Practice Fire Safety in October
It’s a potentially fatal (and far too common) scenario: An otherwise functional smoke alarm is rendered ineffective when a homeowner, annoyed by an end-of-life signal or false alarm, deliberately deactivates the device by removing its batteries or removing the device altogether – thus leaving the home and everyone who lives there unprotected from the dangers of smoke and fire.
These threats are compounded when you consider that many homes already lack sufficient protection. The Vision 20/20 Project, a fire prevention initiative of the Institution of Fire Engineers, U.S. Branch, estimates that an additional 100 million smoke alarms would need to be installed in U.S. homes to provide an adequate level of protection.*
Fire Prevention Week (Oct. 5-11) – established in 1925 and the longest running presidential proclamation in history, according to the National Fire Protection Association – just wrapped up, but the rest of October is a great time to practice fire safety before we turn up the heat when winter arrives. I recommend that you test all your alarms and, if needed, update your home with newer devices that use advanced technology to combat frequent false alarms and better detect real threats.
From decorator-friendly designs to combination smoke and carbon monoxide (CO) alarms, there are several available alarm options for your home. The newest generation of alarms with 10-year batteries are a great choice – and they are available as smoke alarms or combination smoke and CO alarms. Capable of powering the alarm for 10 years, the life of the battery provides the peace of mind of a decade of protection.

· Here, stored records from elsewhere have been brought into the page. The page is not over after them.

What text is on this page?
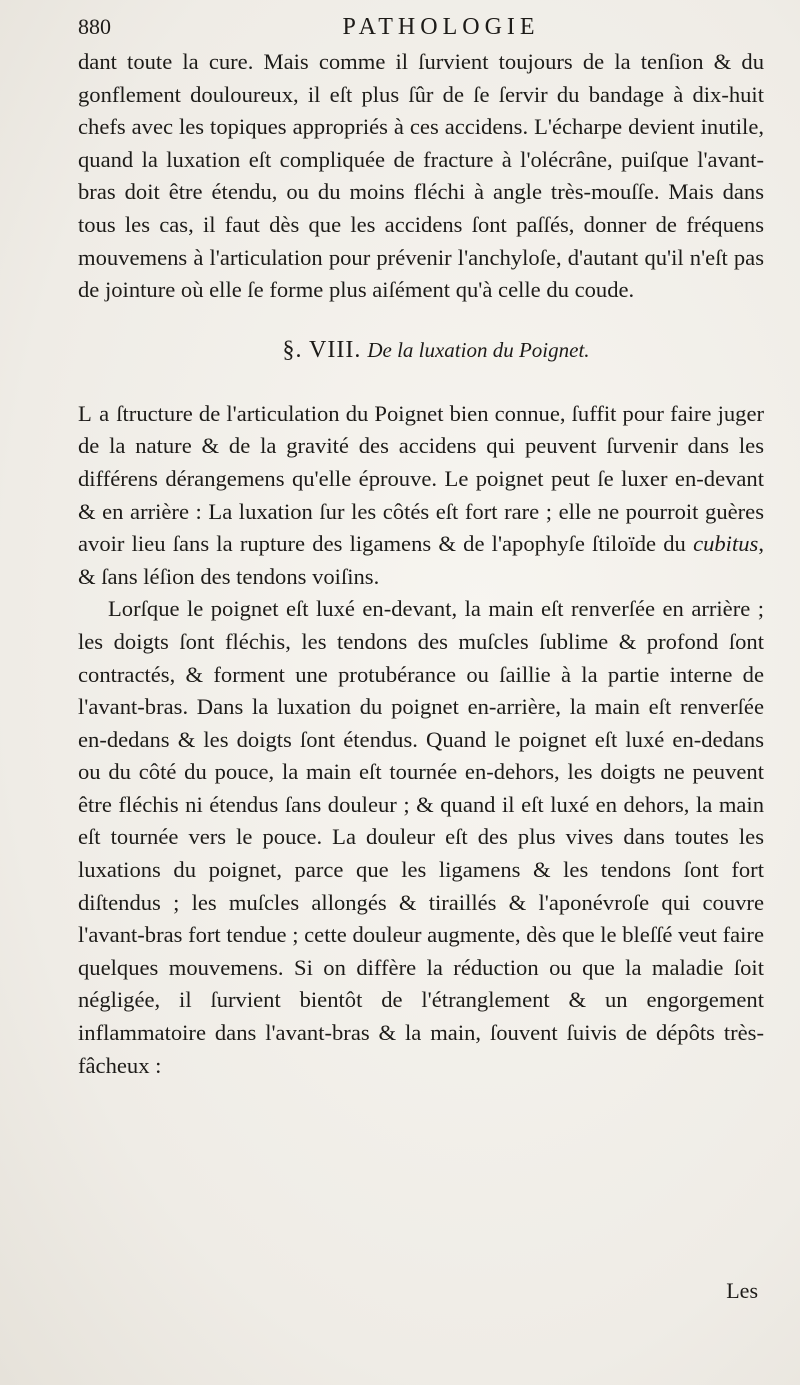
880	PATHOLOGIE

dant toute la cure. Mais comme il ſurvient toujours de la tenſion & du gonflement douloureux, il eſt plus ſûr de ſe ſervir du bandage à dix-huit chefs avec les topiques appropriés à ces accidens. L'écharpe devient inutile, quand la luxation eſt compliquée de fracture à l'olécrâne, puiſque l'avant-bras doit être étendu, ou du moins fléchi à angle très-mouſſe. Mais dans tous les cas, il faut dès que les accidens ſont paſſés, donner de fréquens mouvemens à l'articulation pour prévenir l'anchyloſe, d'autant qu'il n'eſt pas de jointure où elle ſe forme plus aiſément qu'à celle du coude.

§. VIII. De la luxation du Poignet.

L a ſtructure de l'articulation du Poignet bien connue, ſuffit pour faire juger de la nature & de la gravité des accidens qui peuvent ſurvenir dans les différens dérangemens qu'elle éprouve. Le poignet peut ſe luxer en-devant & en arrière : La luxation ſur les côtés eſt fort rare ; elle ne pourroit guères avoir lieu ſans la rupture des ligamens & de l'apophyſe ſtiloïde du cubitus, & ſans léſion des tendons voiſins.

Lorſque le poignet eſt luxé en-devant, la main eſt renverſée en arrière ; les doigts ſont fléchis, les tendons des muſcles ſublime & profond ſont contractés, & forment une protubérance ou ſaillie à la partie interne de l'avant-bras. Dans la luxation du poignet en-arrière, la main eſt renverſée en-dedans & les doigts ſont étendus. Quand le poignet eſt luxé en-dedans ou du côté du pouce, la main eſt tournée en-dehors, les doigts ne peuvent être fléchis ni étendus ſans douleur ; & quand il eſt luxé en dehors, la main eſt tournée vers le pouce. La douleur eſt des plus vives dans toutes les luxations du poignet, parce que les ligamens & les tendons ſont fort diſtendus ; les muſcles allongés & tiraillés & l'aponévroſe qui couvre l'avant-bras fort tendue ; cette douleur augmente, dès que le bleſſé veut faire quelques mouvemens. Si on diffère la réduction ou que la maladie ſoit négligée, il ſurvient bientôt de l'étranglement & un engorgement inflammatoire dans l'avant-bras & la main, ſouvent ſuivis de dépôts très-fâcheux :

Les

In many areas of the country, upgrading to 10-year battery smoke alarms is more than just a good idea – it’s also the law. Recently, several states, including California, Florida, Georgia, Maryland, Louisiana and Oregon, as well as the cities of Phoenix, Philadelphia, Indianapolis, Milwaukee and New York City, have passed laws requiring 10-year battery smoke alarms in residential buildings. Numerous other states and municipalities are considering similar legislation. The specific residential requirements are stipulated differently by each state or city. To learn about local smoke alarm legislation in your area, check out the First Alert legislation map.
To help ensure your home is best protected from fire, as well as the dangers of carbon monoxide (CO) exposure, I advise following guidelines set by the U.S. Fire Administration (USFA).
The USFA recommends that homes have smoke alarms installed inside every bedroom, outside each sleeping area and on every level of the home, including the basement, and one CO alarm on each level and in a central location outside each sleeping area. To put this into perspective, the average-sized home in America – a two-story, three-bedroom house – needs a minimum of five smoke alarms and four carbon monoxide alarms.
Despite the technology available, each year, three of every five home fire deaths result from fires in homes with no working smoke alarms, the NFPA says. Therefore, I encourage you to upgrade your alarms in order to better protect yourself, your family and your home.
* Based on experience with home safety visits in communities across the U.S. – estimated range provided by TriData, a Division of System Planning Corporation.